Stick and leaf insects (Phasmatodea) are a distinctive insect order whose members are characterised by mimicking various plant tissues such as twigs, foliage, and bark. Unfortunately, the phylogenetic relationships among phasmatodean subfamilies and the timescale of their evolution remain uncertain. Recent molecular clock analyses have suggested a Cretaceous-Palaeogene origin of crown Phasmatodea and a subsequent Cenozoic radiation, contrasting with fossil evidence. Here we analysed transcriptomic data from a broad diversity of phasmatodeans and, combined with the assembly of a new suite of fossil calibrations, we elucidate the evolutionary history of stick and leaf insects. Our results differ from recent studies in the position of the leaf insects (Phylliinae), which are recovered as sister to a clade comprising Clitumninae, Lancerocercata, Lonchodinae, Necrosciinae, and Xenophasmina. We recover a Permian to Triassic origin of crown Phasmatodea coinciding with the radiation of early insectivorous parareptiles, amphibians, and synapsids. Aschiphasmatinae and Neophasmatodea diverged in the Jurassic–Early Cretaceous. A second spur in origination occurred in the Late Cretaceous, coinciding with the Cretaceous Terrestrial Revolution, and was likely driven by visual predators such as stem birds (Enantiornithes) and the radiation of angiosperms.

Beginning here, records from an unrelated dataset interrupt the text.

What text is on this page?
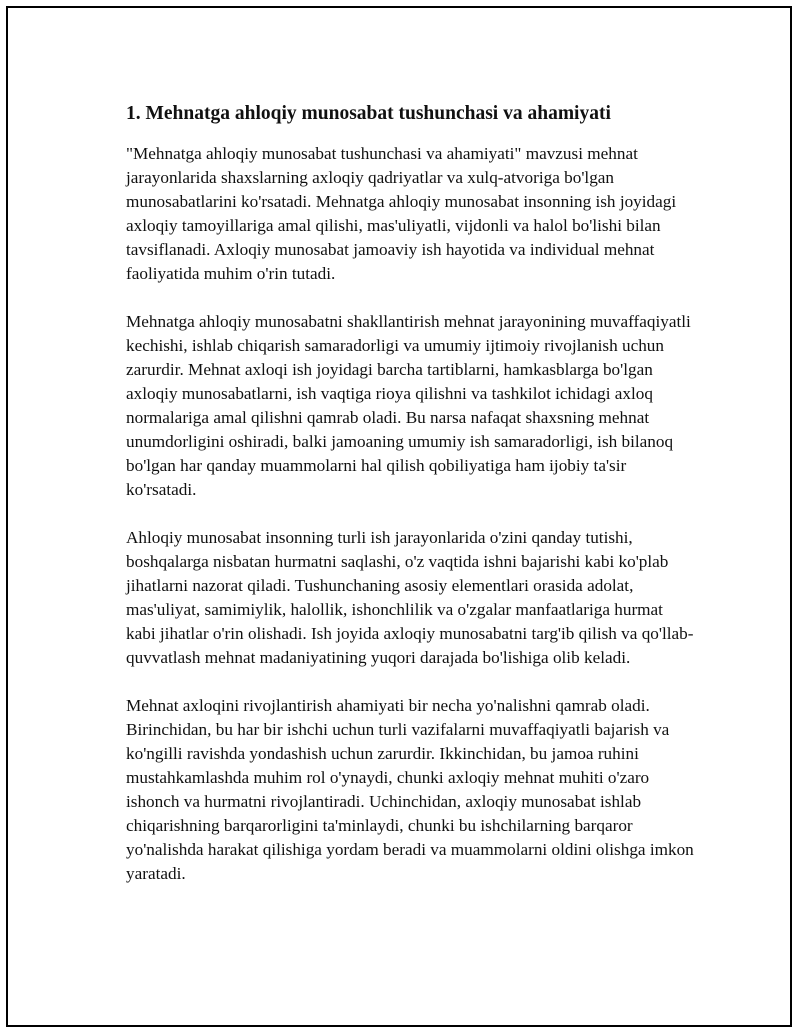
1. Mehnatga ahloqiy munosabat tushunchasi va ahamiyati

"Mehnatga ahloqiy munosabat tushunchasi va ahamiyati" mavzusi mehnat jarayonlarida shaxslarning axloqiy qadriyatlar va xulq-atvoriga bo'lgan munosabatlarini ko'rsatadi. Mehnatga ahloqiy munosabat insonning ish joyidagi axloqiy tamoyillariga amal qilishi, mas'uliyatli, vijdonli va halol bo'lishi bilan tavsiflanadi. Axloqiy munosabat jamoaviy ish hayotida va individual mehnat faoliyatida muhim o'rin tutadi.

Mehnatga ahloqiy munosabatni shakllantirish mehnat jarayonining muvaffaqiyatli kechishi, ishlab chiqarish samaradorligi va umumiy ijtimoiy rivojlanish uchun zarurdir. Mehnat axloqi ish joyidagi barcha tartiblarni, hamkasblarga bo'lgan axloqiy munosabatlarni, ish vaqtiga rioya qilishni va tashkilot ichidagi axloq normalariga amal qilishni qamrab oladi. Bu narsa nafaqat shaxsning mehnat unumdorligini oshiradi, balki jamoaning umumiy ish samaradorligi, ish bilanoq bo'lgan har qanday muammolarni hal qilish qobiliyatiga ham ijobiy ta'sir ko'rsatadi.

Ahloqiy munosabat insonning turli ish jarayonlarida o'zini qanday tutishi, boshqalarga nisbatan hurmatni saqlashi, o'z vaqtida ishni bajarishi kabi ko'plab jihatlarni nazorat qiladi. Tushunchaning asosiy elementlari orasida adolat, mas'uliyat, samimiylik, halollik, ishonchlilik va o'zgalar manfaatlariga hurmat kabi jihatlar o'rin olishadi. Ish joyida axloqiy munosabatni targ'ib qilish va qo'llab-quvvatlash mehnat madaniyatining yuqori darajada bo'lishiga olib keladi.

Mehnat axloqini rivojlantirish ahamiyati bir necha yo'nalishni qamrab oladi. Birinchidan, bu har bir ishchi uchun turli vazifalarni muvaffaqiyatli bajarish va ko'ngilli ravishda yondashish uchun zarurdir. Ikkinchidan, bu jamoa ruhini mustahkamlashda muhim rol o'ynaydi, chunki axloqiy mehnat muhiti o'zaro ishonch va hurmatni rivojlantiradi. Uchinchidan, axloqiy munosabat ishlab chiqarishning barqarorligini ta'minlaydi, chunki bu ishchilarning barqaror yo'nalishda harakat qilishiga yordam beradi va muammolarni oldini olishga imkon yaratadi.
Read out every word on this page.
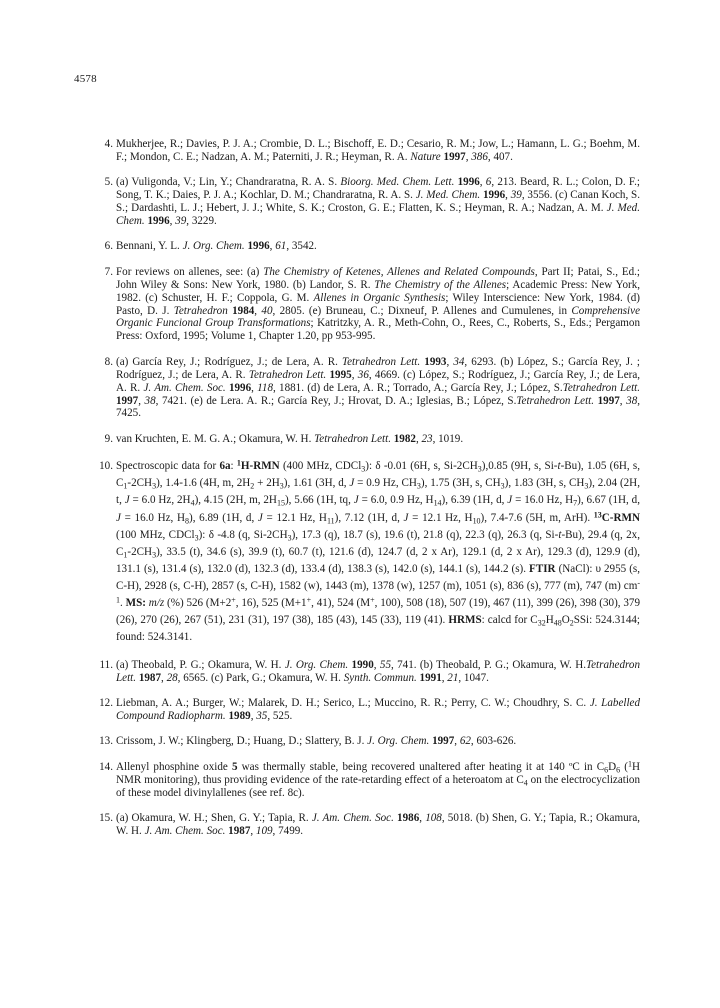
4578
4 . Mukherjee, R.; Davies, P. J. A.; Crombie, D. L.; Bischoff, E. D.; Cesario, R. M.; Jow, L.; Hamann, L. G.; Boehm, M. F.; Mondon, C. E.; Nadzan, A. M.; Paterniti, J. R.; Heyman, R. A. Nature 1997, 386, 407.
5 . (a) Vuligonda, V.; Lin, Y.; Chandraratna, R. A. S. Bioorg. Med. Chem. Lett. 1996, 6, 213. Beard, R. L.; Colon, D. F.; Song, T. K.; Daies, P. J. A.; Kochlar, D. M.; Chandraratna, R. A. S. J. Med. Chem. 1996, 39, 3556. (c) Canan Koch, S. S.; Dardashti, L. J.; Hebert, J. J.; White, S. K.; Croston, G. E.; Flatten, K. S.; Heyman, R. A.; Nadzan, A. M. J. Med. Chem. 1996, 39, 3229.
6 . Bennani, Y. L. J. Org. Chem. 1996, 61, 3542.
7 . For reviews on allenes, see: (a) The Chemistry of Ketenes, Allenes and Related Compounds, Part II; Patai, S., Ed.; John Wiley & Sons: New York, 1980. (b) Landor, S. R. The Chemistry of the Allenes; Academic Press: New York, 1982. (c) Schuster, H. F.; Coppola, G. M. Allenes in Organic Synthesis; Wiley Interscience: New York, 1984. (d) Pasto, D. J. Tetrahedron 1984, 40, 2805. (e) Bruneau, C.; Dixneuf, P. Allenes and Cumulenes, in Comprehensive Organic Funcional Group Transformations; Katritzky, A. R., Meth-Cohn, O., Rees, C., Roberts, S., Eds.; Pergamon Press: Oxford, 1995; Volume 1, Chapter 1.20, pp 953-995.
8 . (a) García Rey, J.; Rodríguez, J.; de Lera, A. R. Tetrahedron Lett. 1993, 34, 6293. (b) López, S.; García Rey, J. ; Rodríguez, J.; de Lera, A. R. Tetrahedron Lett. 1995, 36, 4669. (c) López, S.; Rodríguez, J.; García Rey, J.; de Lera, A. R. J. Am. Chem. Soc. 1996, 118, 1881. (d) de Lera, A. R.; Torrado, A.; García Rey, J.; López, S.Tetrahedron Lett. 1997, 38, 7421. (e) de Lera. A. R.; García Rey, J.; Hrovat, D. A.; Iglesias, B.; López, S.Tetrahedron Lett. 1997, 38, 7425.
9 . van Kruchten, E. M. G. A.; Okamura, W. H. Tetrahedron Lett. 1982, 23, 1019.
10 . Spectroscopic data for 6a: $^1$H-RMN (400 MHz, CDCl$_3$): δ -0.01 (6H, s, $Si-2CH_3),0.85$ (9H, s, Si-t-Bu), 1.05 (6H, s, $C_1-2CH_3$), 1.4-1.6 (4H, m, $2H_2 + 2H_3$), 1.61 (3H, d, J = 0.9 Hz, $CH_3$), 1.75 (3H, s, $CH_3$), 1.83 (3H, s, $CH_3$), 2.04 (2H, t, J = 6.0 Hz, $2H_4$), 4.15 (2H, m, $2H_{15}$), 5.66 (1H, tq, J = 6.0, 0.9 Hz, $H_{14}$), 6.39 (1H, d, J = 16.0 Hz, $H_7$), 6.67 (1H, d, J = 16.0 Hz, $H_8$), 6.89 (1H, d, J = 12.1 Hz, $H_{11}$), 7.12 (1H, d, J = 12.1 Hz, $H_{10}$), 7.4-7.6 (5H, m, ArH). $^{13}$C-RMN (100 MHz, CDCl$_3$): δ -4.8 (q, $Si-2CH_3$), 17.3 (q), 18.7 (s), 19.6 (t), 21.8 (q), 22.3 (q), 26.3 (q, Si-t-Bu), 29.4 (q, 2x, $C_1-2CH_3$), 33.5 (t), 34.6 (s), 39.9 (t), 60.7 (t), 121.6 (d), 124.7 (d, 2 x Ar), 129.1 (d, 2 x Ar), 129.3 (d), 129.9 (d), 131.1 (s), 131.4 (s), 132.0 (d), 132.3 (d), 133.4 (d), 138.3 (s), 142.0 (s), 144.1 (s), 144.2 (s). FTIR (NaCl): υ 2955 (s, C-H), 2928 (s, C-H), 2857 (s, C-H), 1582 (w), 1443 (m), 1378 (w), 1257 (m), 1051 (s), 836 (s), 777 (m), 747 (m) $cm^{-1}$. MS: m/z (%) 526 (M+2+, 16), 525 (M+1+, 41), 524 (M+, 100), 508 (18), 507 (19), 467 (11), 399 (26), 398 (30), 379 (26), 270 (26), 267 (51), 231 (31), 197 (38), 185 (43), 145 (33), 119 (41). HRMS: calcd for $C_{32}H_{48}O_2SSi$: 524.3144; found: 524.3141.
11 . (a) Theobald, P. G.; Okamura, W. H. J. Org. Chem. 1990, 55, 741. (b) Theobald, P. G.; Okamura, W. H.Tetrahedron Lett. 1987, 28, 6565. (c) Park, G.; Okamura, W. H. Synth. Commun. 1991, 21, 1047.
12 . Liebman, A. A.; Burger, W.; Malarek, D. H.; Serico, L.; Muccino, R. R.; Perry, C. W.; Choudhry, S. C. J. Labelled Compound Radiopharm. 1989, 35, 525.
13 . Crissom, J. W.; Klingberg, D.; Huang, D.; Slattery, B. J. J. Org. Chem. 1997, 62, 603-626.
14 . Allenyl phosphine oxide 5 was thermally stable, being recovered unaltered after heating it at 140 ºC in $C_6D_6$ ($^1$H NMR monitoring), thus providing evidence of the rate-retarding effect of a heteroatom at $C_4$ on the electrocyclization of these model divinylallenes (see ref. 8c).
15 . (a) Okamura, W. H.; Shen, G. Y.; Tapia, R. J. Am. Chem. Soc. 1986, 108, 5018. (b) Shen, G. Y.; Tapia, R.; Okamura, W. H. J. Am. Chem. Soc. 1987, 109, 7499.
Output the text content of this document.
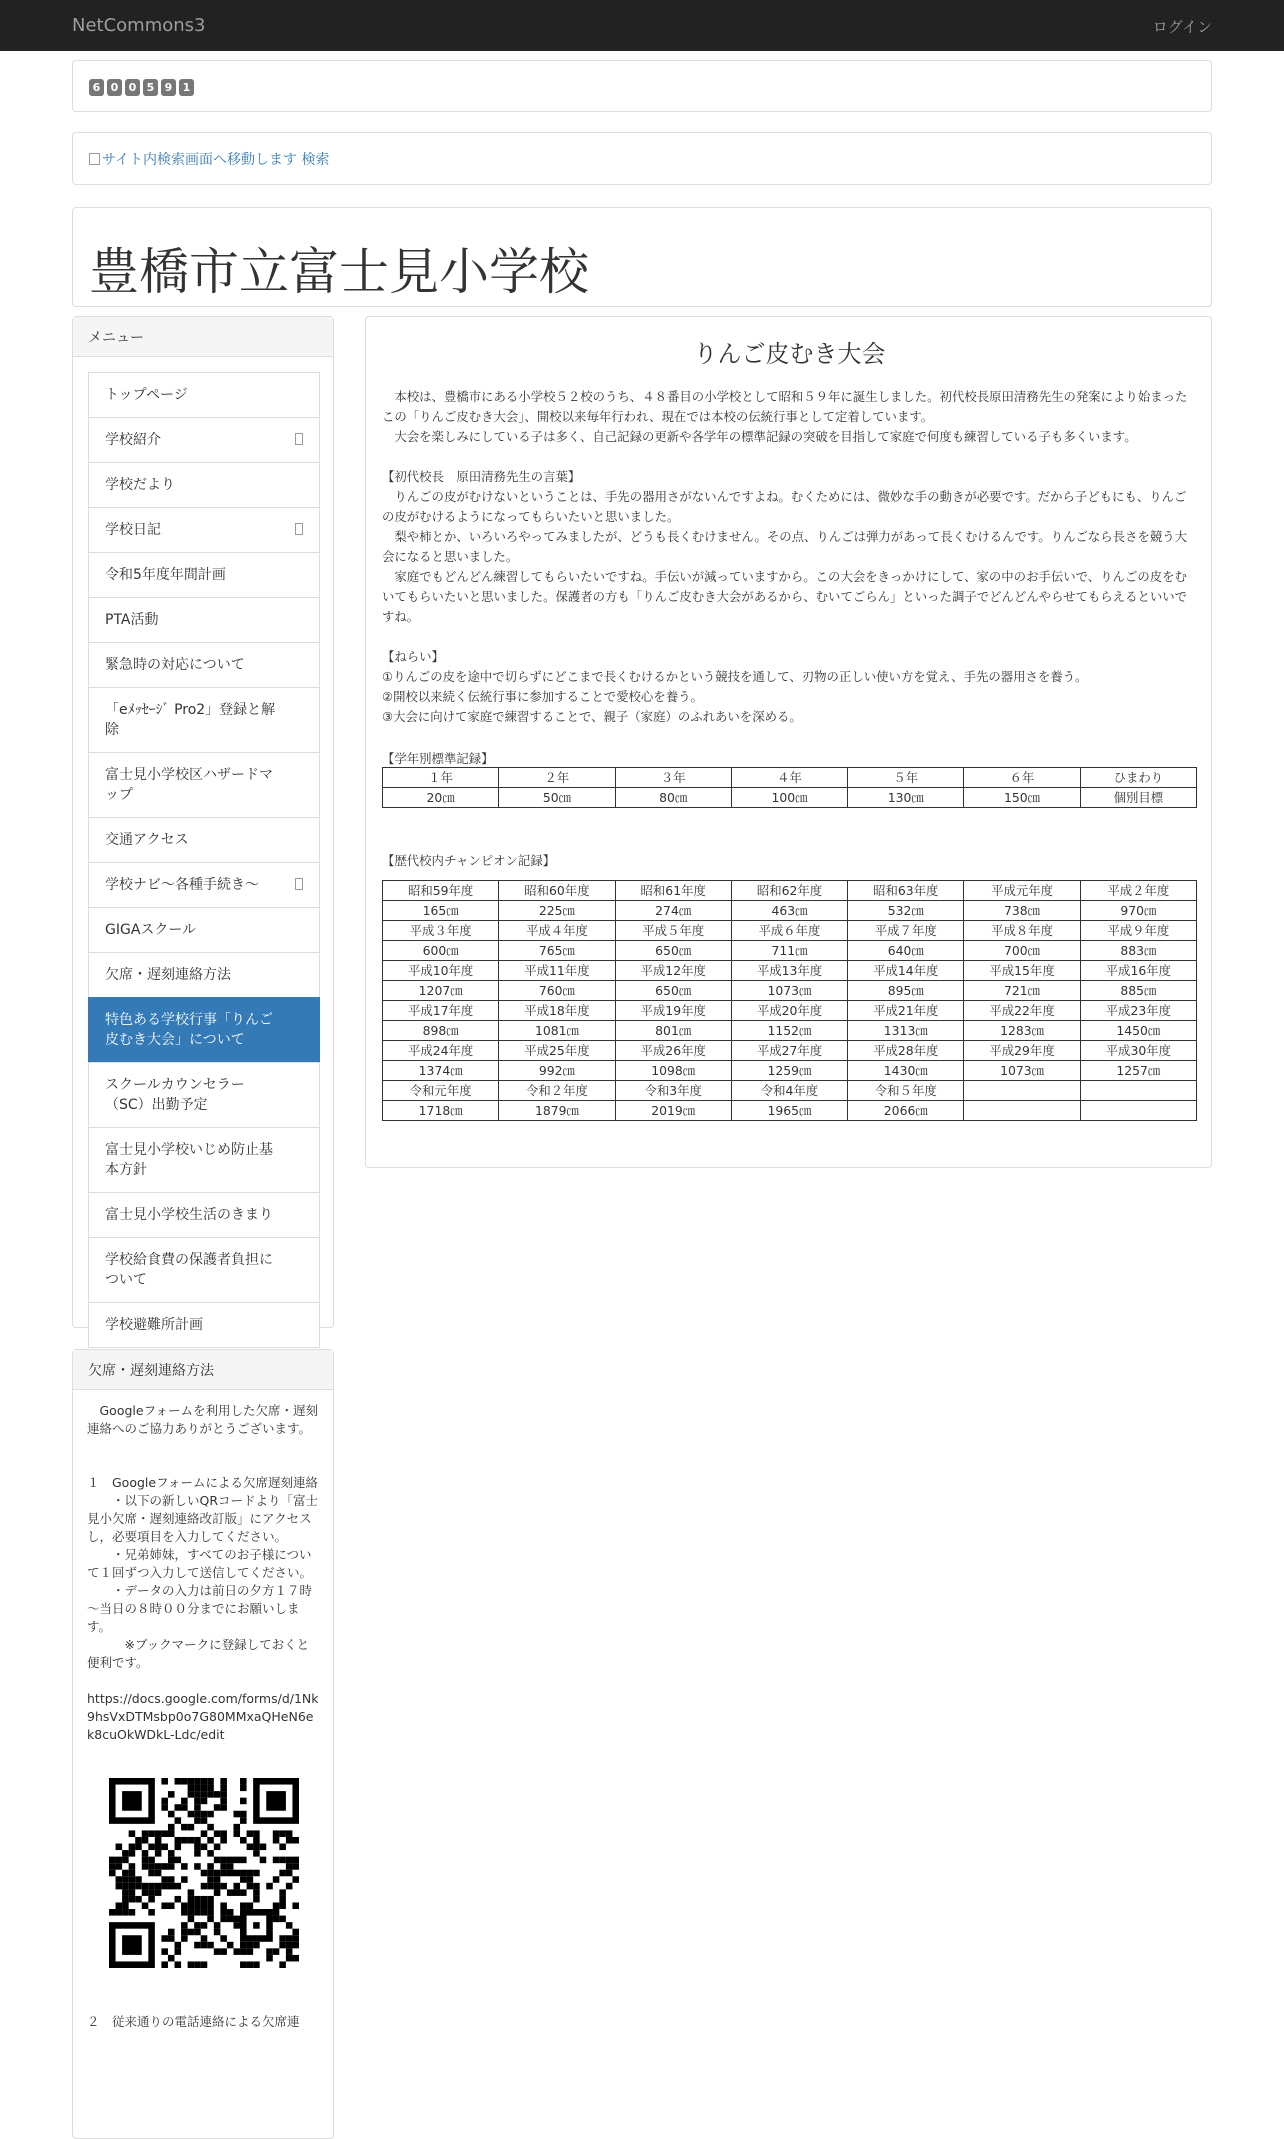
NetCommons3	ログイン
6 0 0 5 9 1
サイト内検索画面へ移動します 検索
豊橋市立富士見小学校
メニュー
トップページ
学校紹介
学校だより
学校日記
令和5年度年間計画
PTA活動
緊急時の対応について
「eﾒｯｾｰｼﾞ Pro2」登録と解除
富士見小学校区ハザードマップ
交通アクセス
学校ナビ～各種手続き～
GIGAスクール
欠席・遅刻連絡方法
特色ある学校行事「りんご皮むき大会」について
スクールカウンセラー（SC）出勤予定
富士見小学校いじめ防止基本方針
富士見小学校生活のきまり
学校給食費の保護者負担について
学校避難所計画
欠席・遅刻連絡方法

　Googleフォームを利用した欠席・遅刻連絡へのご協力ありがとうございます。

１　Googleフォームによる欠席遅刻連絡

　　・以下の新しいQRコードより「富士見小欠席・遅刻連絡改訂版」にアクセスし，必要項目を入力してください。

　　・兄弟姉妹，すべてのお子様について１回ずつ入力して送信してください。

　　・データの入力は前日の夕方１７時～当日の８時００分までにお願いします。

　　　※ブックマークに登録しておくと便利です。

https://docs.google.com/forms/d/1Nk9hsVxDTMsbp0o7G80MMxaQHeN6ek8cuOkWDkL-Ldc/edit

２　従来通りの電話連絡による欠席連

りんご皮むき大会

　本校は、豊橋市にある小学校５２校のうち、４８番目の小学校として昭和５９年に誕生しました。初代校長原田清務先生の発案により始まったこの「りんご皮むき大会」、開校以来毎年行われ、現在では本校の伝統行事として定着しています。

　大会を楽しみにしている子は多く、自己記録の更新や各学年の標準記録の突破を目指して家庭で何度も練習している子も多くいます。

【初代校長　原田清務先生の言葉】

　りんごの皮がむけないということは、手先の器用さがないんですよね。むくためには、微妙な手の動きが必要です。だから子どもにも、りんごの皮がむけるようになってもらいたいと思いました。

　梨や柿とか、いろいろやってみましたが、どうも長くむけません。その点、りんごは弾力があって長くむけるんです。りんごなら長さを競う大会になると思いました。

　家庭でもどんどん練習してもらいたいですね。手伝いが減っていますから。この大会をきっかけにして、家の中のお手伝いで、りんごの皮をむいてもらいたいと思いました。保護者の方も「りんご皮むき大会があるから、むいてごらん」といった調子でどんどんやらせてもらえるといいですね。

【ねらい】

①りんごの皮を途中で切らずにどこまで長くむけるかという競技を通して、刃物の正しい使い方を覚え、手先の器用さを養う。

②開校以来続く伝統行事に参加することで愛校心を養う。

③大会に向けて家庭で練習することで、親子（家庭）のふれあいを深める。

【学年別標準記録】
１年	２年	３年	４年	５年	６年	ひまわり
20㎝	50㎝	80㎝	100㎝	130㎝	150㎝	個別目標
【歴代校内チャンピオン記録】
昭和59年度	昭和60年度	昭和61年度	昭和62年度	昭和63年度	平成元年度	平成２年度
165㎝	225㎝	274㎝	463㎝	532㎝	738㎝	970㎝
平成３年度	平成４年度	平成５年度	平成６年度	平成７年度	平成８年度	平成９年度
600㎝	765㎝	650㎝	711㎝	640㎝	700㎝	883㎝
平成10年度	平成11年度	平成12年度	平成13年度	平成14年度	平成15年度	平成16年度
1207㎝	760㎝	650㎝	1073㎝	895㎝	721㎝	885㎝
平成17年度	平成18年度	平成19年度	平成20年度	平成21年度	平成22年度	平成23年度
898㎝	1081㎝	801㎝	1152㎝	1313㎝	1283㎝	1450㎝
平成24年度	平成25年度	平成26年度	平成27年度	平成28年度	平成29年度	平成30年度
1374㎝	992㎝	1098㎝	1259㎝	1430㎝	1073㎝	1257㎝
令和元年度	令和２年度	令和3年度	令和4年度	令和５年度		
1718㎝	1879㎝	2019㎝	1965㎝	2066㎝		
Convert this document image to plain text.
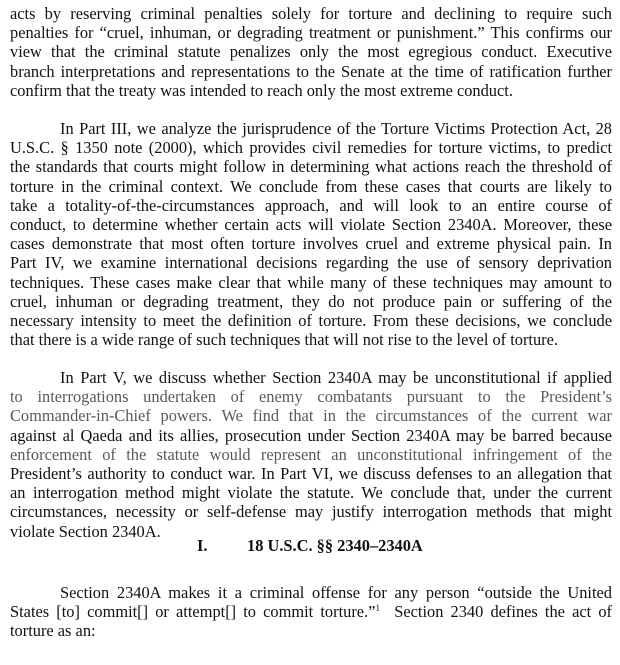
acts by reserving criminal penalties solely for torture and declining to require such
penalties for “cruel, inhuman, or degrading treatment or punishment.” This confirms our
view that the criminal statute penalizes only the most egregious conduct. Executive
branch interpretations and representations to the Senate at the time of ratification further
confirm that the treaty was intended to reach only the most extreme conduct.
In Part III, we analyze the jurisprudence of the Torture Victims Protection Act, 28
U.S.C. § 1350 note (2000), which provides civil remedies for torture victims, to predict
the standards that courts might follow in determining what actions reach the threshold of
torture in the criminal context. We conclude from these cases that courts are likely to
take a totality-of-the-circumstances approach, and will look to an entire course of
conduct, to determine whether certain acts will violate Section 2340A. Moreover, these
cases demonstrate that most often torture involves cruel and extreme physical pain. In
Part IV, we examine international decisions regarding the use of sensory deprivation
techniques. These cases make clear that while many of these techniques may amount to
cruel, inhuman or degrading treatment, they do not produce pain or suffering of the
necessary intensity to meet the definition of torture. From these decisions, we conclude
that there is a wide range of such techniques that will not rise to the level of torture.
In Part V, we discuss whether Section 2340A may be unconstitutional if applied
to interrogations undertaken of enemy combatants pursuant to the President’s
Commander-in-Chief powers. We find that in the circumstances of the current war
against al Qaeda and its allies, prosecution under Section 2340A may be barred because
enforcement of the statute would represent an unconstitutional infringement of the
President’s authority to conduct war. In Part VI, we discuss defenses to an allegation that
an interrogation method might violate the statute. We conclude that, under the current
circumstances, necessity or self-defense may justify interrogation methods that might
violate Section 2340A.
I. 18 U.S.C. §§ 2340–2340A
Section 2340A makes it a criminal offense for any person “outside the United
States [to] commit[] or attempt[] to commit torture.”$^1$  Section 2340 defines the act of
torture as an:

竹节虫目（Phasmatodea）是一类极具辨识度的昆虫类群，其所有成员均以拟态枝条、叶片、树皮等多种植物组织为典型特征。遗憾的是，竹节虫各亚科间的系统发育关系，以及该类群的演化时间尺度至今仍未明确。此前的分子钟分析曾提出，冠群竹节虫起源于白垩纪-古近纪，并在新生代发生后续的辐射演化，这一观点与化石证据存在矛盾。本研究通过分析涵盖广泛类群的竹节虫转录组数据，并结合全新构建的化石校准数据集，系统阐明了竹节虫的演化历史。本研究结果与近期相关研究关于叶䗛亚科（Phylliinae）系统位置的结论存在显著差异：叶䗛亚科被推断为包含棒竹节虫亚科（Clitumninae）、刺尾类群（Lancerocercata）、长角竹节虫亚科（Lonchodinae）、瘦竹节虫亚科（Necrosciinae）以及异竹节虫属（Xenophasmina）的演化支的姊妹群。本研究推断，冠群竹节虫的起源时间为二叠纪至三叠纪，这一时间节点与早期食虫副爬行动物、两栖动物以及合弓动物的辐射演化高度重合。阿氏竹节虫亚科（Aschiphasmatinae）与新竹节虫下目（Neophasmatodea）在侏罗纪至早白垩世发生分化。第二次起源加速事件发生于晚白垩世，与白垩纪陆地革命（Cretaceous Terrestrial Revolution）的时间窗口高度吻合，其驱动机制可能包括以反鸟类（Enantiornithes）为代表的基干视觉捕食者的演化，以及被子植物的辐射扩张。